Belfast conference opens with radical vision of learning

10 July 2008

The new president of Educause, the US-based higher education ICT body, opened the Jisc/CNI conference in Belfast today by presenting a vision of learning in the 21st century as being participatory, collaborative, multidisciplinary and one that generates ‘co-created, sensory-rich’ content with students devising and refining their own learning strategies.

Diana Oblinger opened the 7th Jisc/CNI conference which had as its theme ‘Transforming the User Experience’ and spoke about new generations of students with different expectations and different experiences which require new approaches and new infrastructures to support their learning. 'new generations of students with different expectations and different experiences require new approaches and new infrastructures to support their learning'

According to research, US undergraduates spend only 7.7% of their time in formal learning, she reported, while for graduate students the figures is 5.1%. With around one fifth of US students having their own websites and writing their own blogs, students could be said to have become ‘media creators’, she said.

In such an environment, Web 2.0 resources such as Wikipedia should be seen not as questionable and transient phenomena, but rather emblems of a participatory culture in which ‘amateurs’ become ‘authorities’, and resources whose importance is revealed through the processes behind them rather than the products they become. In turn, she continued, knowledge becomes, ‘not something possessed, but created’, something ‘distributed rather than held’.

She reported on the emergence of ‘science gateways’ which were beginning to support such complex systems of technology-based learning and virtual affiliations, with creative and radical learning spaces further supporting collaborative approaches. Sensory-rich content - visualisation and haptics (learning by touch) - was beginning to offer further possibilities, and Dr Oblinger ended by calling for an enabling infrastructure which could support such highly experiential and interactive forms of learning.

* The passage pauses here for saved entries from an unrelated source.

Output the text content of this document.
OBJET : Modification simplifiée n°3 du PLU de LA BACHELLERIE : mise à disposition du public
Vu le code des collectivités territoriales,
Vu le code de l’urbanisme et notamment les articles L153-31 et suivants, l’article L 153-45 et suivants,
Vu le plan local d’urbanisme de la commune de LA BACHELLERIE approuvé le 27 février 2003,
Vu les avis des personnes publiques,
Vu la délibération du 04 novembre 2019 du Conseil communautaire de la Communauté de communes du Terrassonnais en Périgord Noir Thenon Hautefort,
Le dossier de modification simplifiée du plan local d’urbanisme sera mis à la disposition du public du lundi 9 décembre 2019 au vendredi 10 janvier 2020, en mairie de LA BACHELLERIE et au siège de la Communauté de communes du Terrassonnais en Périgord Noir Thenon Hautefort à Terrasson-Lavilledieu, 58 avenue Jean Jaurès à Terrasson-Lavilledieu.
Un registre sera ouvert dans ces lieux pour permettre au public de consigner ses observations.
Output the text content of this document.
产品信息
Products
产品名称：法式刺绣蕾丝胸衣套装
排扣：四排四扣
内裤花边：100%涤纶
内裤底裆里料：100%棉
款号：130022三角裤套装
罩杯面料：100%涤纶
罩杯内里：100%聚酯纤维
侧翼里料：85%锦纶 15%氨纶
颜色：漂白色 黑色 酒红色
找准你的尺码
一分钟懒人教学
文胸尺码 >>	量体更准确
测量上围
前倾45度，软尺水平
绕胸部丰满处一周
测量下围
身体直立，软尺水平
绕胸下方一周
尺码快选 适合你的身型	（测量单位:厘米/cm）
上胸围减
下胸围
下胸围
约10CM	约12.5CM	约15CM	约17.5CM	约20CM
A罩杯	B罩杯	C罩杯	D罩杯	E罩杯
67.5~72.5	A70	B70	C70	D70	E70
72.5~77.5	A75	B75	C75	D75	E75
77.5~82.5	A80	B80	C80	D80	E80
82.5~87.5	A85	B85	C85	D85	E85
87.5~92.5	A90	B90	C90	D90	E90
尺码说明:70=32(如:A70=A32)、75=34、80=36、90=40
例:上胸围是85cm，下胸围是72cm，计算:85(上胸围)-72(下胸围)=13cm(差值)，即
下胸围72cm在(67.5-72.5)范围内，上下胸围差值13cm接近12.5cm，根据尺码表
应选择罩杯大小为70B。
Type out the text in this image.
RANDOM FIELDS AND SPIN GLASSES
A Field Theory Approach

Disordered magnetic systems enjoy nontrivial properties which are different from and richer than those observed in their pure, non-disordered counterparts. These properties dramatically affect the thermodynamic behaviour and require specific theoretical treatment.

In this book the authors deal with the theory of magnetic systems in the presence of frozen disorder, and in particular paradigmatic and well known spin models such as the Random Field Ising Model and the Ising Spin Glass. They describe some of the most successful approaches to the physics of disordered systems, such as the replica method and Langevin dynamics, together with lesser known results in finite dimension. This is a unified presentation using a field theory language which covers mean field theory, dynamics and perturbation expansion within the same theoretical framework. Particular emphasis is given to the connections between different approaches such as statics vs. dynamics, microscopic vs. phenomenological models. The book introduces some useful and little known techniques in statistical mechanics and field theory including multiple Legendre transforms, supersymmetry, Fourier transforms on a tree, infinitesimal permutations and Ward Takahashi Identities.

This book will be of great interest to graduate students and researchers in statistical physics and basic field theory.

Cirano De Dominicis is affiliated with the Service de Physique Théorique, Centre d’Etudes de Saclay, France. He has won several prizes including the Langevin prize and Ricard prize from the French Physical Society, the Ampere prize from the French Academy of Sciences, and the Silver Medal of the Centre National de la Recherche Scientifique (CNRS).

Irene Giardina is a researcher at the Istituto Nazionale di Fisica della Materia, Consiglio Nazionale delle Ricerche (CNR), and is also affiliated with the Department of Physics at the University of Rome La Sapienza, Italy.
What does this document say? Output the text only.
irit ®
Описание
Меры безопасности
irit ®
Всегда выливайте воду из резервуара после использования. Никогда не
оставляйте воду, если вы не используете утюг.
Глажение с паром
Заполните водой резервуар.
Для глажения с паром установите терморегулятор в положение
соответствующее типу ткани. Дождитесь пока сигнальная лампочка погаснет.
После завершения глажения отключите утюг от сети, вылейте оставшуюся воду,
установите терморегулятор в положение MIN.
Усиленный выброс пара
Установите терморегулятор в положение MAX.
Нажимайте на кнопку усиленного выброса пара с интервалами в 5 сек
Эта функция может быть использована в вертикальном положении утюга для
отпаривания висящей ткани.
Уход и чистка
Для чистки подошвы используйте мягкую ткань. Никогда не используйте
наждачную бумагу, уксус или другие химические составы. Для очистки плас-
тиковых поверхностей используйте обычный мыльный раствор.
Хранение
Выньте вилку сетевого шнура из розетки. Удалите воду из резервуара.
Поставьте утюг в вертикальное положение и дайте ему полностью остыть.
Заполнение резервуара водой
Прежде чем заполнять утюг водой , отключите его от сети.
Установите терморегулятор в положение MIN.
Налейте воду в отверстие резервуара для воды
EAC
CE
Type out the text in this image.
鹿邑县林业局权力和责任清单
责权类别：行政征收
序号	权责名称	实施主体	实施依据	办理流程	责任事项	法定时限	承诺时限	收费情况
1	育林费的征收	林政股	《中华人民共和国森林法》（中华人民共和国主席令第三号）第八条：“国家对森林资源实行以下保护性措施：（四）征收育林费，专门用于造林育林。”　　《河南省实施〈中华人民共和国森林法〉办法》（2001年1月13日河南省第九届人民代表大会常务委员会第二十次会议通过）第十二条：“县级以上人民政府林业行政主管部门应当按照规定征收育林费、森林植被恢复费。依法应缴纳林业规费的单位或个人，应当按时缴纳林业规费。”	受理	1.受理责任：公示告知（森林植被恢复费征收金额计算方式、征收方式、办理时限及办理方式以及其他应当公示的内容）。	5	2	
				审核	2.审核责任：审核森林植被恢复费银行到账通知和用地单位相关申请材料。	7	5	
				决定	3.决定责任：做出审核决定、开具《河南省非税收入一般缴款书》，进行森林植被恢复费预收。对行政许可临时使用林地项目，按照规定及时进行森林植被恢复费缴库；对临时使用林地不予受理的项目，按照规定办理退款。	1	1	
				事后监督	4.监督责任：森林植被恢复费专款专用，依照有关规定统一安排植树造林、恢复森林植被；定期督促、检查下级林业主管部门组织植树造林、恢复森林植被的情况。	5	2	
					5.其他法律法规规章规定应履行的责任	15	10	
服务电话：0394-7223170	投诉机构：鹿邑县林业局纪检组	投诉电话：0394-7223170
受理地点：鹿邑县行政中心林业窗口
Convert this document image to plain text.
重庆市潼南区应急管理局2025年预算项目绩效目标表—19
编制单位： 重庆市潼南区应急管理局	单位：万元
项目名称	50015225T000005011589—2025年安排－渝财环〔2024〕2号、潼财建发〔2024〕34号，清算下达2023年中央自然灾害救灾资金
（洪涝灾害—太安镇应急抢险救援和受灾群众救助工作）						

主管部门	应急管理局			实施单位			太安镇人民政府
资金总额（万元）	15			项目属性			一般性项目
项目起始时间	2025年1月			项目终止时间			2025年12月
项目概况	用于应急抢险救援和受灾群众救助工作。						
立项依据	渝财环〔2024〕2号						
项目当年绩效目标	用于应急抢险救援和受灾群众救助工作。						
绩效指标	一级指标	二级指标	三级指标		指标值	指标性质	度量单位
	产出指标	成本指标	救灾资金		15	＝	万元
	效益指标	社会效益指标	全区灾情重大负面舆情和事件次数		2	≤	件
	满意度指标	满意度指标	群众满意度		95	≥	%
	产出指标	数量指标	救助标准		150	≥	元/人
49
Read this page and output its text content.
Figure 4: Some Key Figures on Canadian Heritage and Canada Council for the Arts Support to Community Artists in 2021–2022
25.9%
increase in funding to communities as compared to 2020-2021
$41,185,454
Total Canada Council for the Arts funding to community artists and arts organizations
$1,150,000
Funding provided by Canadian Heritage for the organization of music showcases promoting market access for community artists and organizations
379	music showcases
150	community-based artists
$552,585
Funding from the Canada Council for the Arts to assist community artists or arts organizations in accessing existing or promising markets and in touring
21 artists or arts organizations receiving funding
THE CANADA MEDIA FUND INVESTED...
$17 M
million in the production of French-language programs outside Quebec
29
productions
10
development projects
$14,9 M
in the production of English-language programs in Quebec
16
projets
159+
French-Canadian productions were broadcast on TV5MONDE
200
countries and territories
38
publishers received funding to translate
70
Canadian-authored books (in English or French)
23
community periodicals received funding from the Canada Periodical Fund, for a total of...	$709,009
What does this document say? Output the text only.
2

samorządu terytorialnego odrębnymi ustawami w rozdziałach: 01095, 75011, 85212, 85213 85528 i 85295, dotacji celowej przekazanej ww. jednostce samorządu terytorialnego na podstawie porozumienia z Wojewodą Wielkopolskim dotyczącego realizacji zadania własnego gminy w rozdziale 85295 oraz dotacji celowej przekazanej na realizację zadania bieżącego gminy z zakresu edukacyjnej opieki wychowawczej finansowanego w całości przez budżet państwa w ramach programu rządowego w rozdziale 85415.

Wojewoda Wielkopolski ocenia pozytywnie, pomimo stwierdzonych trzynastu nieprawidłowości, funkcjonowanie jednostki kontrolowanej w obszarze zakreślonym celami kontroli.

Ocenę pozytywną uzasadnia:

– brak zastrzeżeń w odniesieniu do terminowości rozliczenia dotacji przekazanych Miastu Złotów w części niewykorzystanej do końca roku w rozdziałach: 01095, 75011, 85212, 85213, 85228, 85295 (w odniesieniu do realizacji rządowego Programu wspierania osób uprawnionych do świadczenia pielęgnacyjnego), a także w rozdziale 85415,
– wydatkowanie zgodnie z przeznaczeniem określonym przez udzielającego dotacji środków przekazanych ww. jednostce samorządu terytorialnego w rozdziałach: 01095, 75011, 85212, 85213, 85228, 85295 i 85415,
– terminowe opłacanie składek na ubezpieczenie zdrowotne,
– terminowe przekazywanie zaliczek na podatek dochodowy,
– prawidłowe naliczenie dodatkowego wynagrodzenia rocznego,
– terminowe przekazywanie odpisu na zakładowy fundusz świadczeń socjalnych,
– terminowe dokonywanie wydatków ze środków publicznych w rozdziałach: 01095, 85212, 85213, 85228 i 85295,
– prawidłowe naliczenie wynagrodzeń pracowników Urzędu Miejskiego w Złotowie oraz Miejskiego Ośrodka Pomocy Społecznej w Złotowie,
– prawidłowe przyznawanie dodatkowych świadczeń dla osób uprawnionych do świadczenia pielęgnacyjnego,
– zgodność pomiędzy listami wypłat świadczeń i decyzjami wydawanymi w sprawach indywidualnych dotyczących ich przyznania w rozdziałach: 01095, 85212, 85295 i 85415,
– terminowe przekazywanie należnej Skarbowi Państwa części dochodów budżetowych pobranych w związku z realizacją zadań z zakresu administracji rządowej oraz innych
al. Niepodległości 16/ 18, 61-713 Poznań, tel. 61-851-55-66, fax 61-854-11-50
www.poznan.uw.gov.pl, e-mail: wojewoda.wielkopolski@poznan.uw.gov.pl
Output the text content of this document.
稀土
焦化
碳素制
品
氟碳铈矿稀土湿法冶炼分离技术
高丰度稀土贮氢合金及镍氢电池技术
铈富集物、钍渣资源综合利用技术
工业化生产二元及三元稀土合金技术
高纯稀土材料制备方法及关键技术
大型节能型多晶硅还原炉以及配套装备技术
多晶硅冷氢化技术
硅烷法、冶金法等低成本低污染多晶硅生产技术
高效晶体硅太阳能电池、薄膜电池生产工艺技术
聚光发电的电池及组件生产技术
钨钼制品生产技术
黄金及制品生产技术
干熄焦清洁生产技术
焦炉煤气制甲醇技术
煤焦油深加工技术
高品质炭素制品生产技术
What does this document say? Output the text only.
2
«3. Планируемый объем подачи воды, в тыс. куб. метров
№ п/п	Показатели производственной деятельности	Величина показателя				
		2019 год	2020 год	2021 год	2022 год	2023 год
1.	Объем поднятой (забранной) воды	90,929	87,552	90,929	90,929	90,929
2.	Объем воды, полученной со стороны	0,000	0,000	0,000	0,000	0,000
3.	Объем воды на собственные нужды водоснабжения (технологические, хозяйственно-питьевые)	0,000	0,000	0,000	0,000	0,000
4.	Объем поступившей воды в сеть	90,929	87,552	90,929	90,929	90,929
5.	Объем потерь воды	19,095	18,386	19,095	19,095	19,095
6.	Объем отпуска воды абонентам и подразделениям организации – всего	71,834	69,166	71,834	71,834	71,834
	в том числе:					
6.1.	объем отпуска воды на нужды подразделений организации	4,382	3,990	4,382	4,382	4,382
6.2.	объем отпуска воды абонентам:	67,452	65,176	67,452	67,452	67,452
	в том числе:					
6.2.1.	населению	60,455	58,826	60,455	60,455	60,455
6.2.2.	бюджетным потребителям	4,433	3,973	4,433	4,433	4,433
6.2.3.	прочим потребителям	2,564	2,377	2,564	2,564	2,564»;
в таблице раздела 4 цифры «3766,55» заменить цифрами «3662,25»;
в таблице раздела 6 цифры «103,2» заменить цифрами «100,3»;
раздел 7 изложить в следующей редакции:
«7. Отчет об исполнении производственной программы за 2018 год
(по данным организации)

A session followed on the Jisc collaboration with the US’s National Endowment for the Humanities (NEH) which is seeing the digitisation of a range of scholarly archives on both sides of the Atlantic. Helen Aguera of the NEH began by suggesting that the power of the internet is not fully exploited if narrow national limits are constructed; the internet demands global approaches, she said, and the Jisc/NEH collaboration was an example of such an approach.

Her Jisc counterpart, Alastair Dunning, spoke about how the collaborative programme’s call for proposals had elicited a different set of responses to Jisc’s national digitisation programme, and that the chosen projects had a greater emphasis on classical and medieval resources than the Jisc programme. He continued by saying that the opportunities for joint US/UK digitisation calls could build on current work and that the potential for uncovering a wide range of hidden materials was immense, suggesting that other ‘shared historical threads’ could include the Titanic, world wars, the birth of telecommunications and the American War of Independence.

Other sessions today included presentations and discussions on repositories and digital preservation, infrastructure activities and strategic content developments on both sides of the Atlantic. The conference continues tomorrow.